If you only support recent kernels and glibc, true.
Debian is about to release a distribution with the 2.2 kernel.
> There _is_ a sane way to get the per-arch constant, and there has been for
> a long long time.
Your "long long time" is very different, because you
always (?) run the very latest kernel.
> The kernel exports it with the AT_CLKTCK ELF auxiliary note to every ELF
> binary ever loaded, and I think glibc in turn exports that value through
> the regular sysconf(_SC_CLK_TCK) thing. (Yeah, I disagree with some of the
> glibc sysconf implementation, but it sure should be there, and it's
> documented).
>
> If that doesn't work, then it's a glibc bug (well, in theory there could
> be a kernel bug too, but since it's a one-liner in the kernel I really
> doubt it).
Yeah, NOW it should work fine.

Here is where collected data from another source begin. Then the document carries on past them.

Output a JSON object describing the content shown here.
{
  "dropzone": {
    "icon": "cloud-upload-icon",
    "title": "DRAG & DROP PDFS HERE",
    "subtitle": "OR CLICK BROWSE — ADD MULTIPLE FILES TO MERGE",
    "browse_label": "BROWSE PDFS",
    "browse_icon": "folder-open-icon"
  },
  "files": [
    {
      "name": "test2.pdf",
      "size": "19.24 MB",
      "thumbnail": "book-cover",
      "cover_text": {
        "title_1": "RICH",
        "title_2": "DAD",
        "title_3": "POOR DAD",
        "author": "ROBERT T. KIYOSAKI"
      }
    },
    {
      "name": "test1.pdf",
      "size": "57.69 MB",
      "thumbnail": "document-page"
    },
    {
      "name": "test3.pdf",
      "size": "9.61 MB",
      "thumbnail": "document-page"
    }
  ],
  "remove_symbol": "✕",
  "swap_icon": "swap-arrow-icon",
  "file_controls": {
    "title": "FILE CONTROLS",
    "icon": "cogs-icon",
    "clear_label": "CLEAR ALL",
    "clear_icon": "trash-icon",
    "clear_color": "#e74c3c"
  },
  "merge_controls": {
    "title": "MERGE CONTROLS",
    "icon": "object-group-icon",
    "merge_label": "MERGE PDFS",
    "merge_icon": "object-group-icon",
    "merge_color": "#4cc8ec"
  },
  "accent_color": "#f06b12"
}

App code sees:
old glibc and old kernel --> guess
old glibc and new kernel --> guess
new glibc and old kernel --> guess
new glibc and new kernel --> useful data
(the guess is correct for unmodified x86)
Two problems with that:
1. must handle the "guess" case
2. can't tell a guess from useful data!
So I can't use the useful data for a few more years.
I can cut that time down to maybe 2 years if I write
code to dig up the ELF notes myself, assuming that
were introduced with the 2.4 kernel.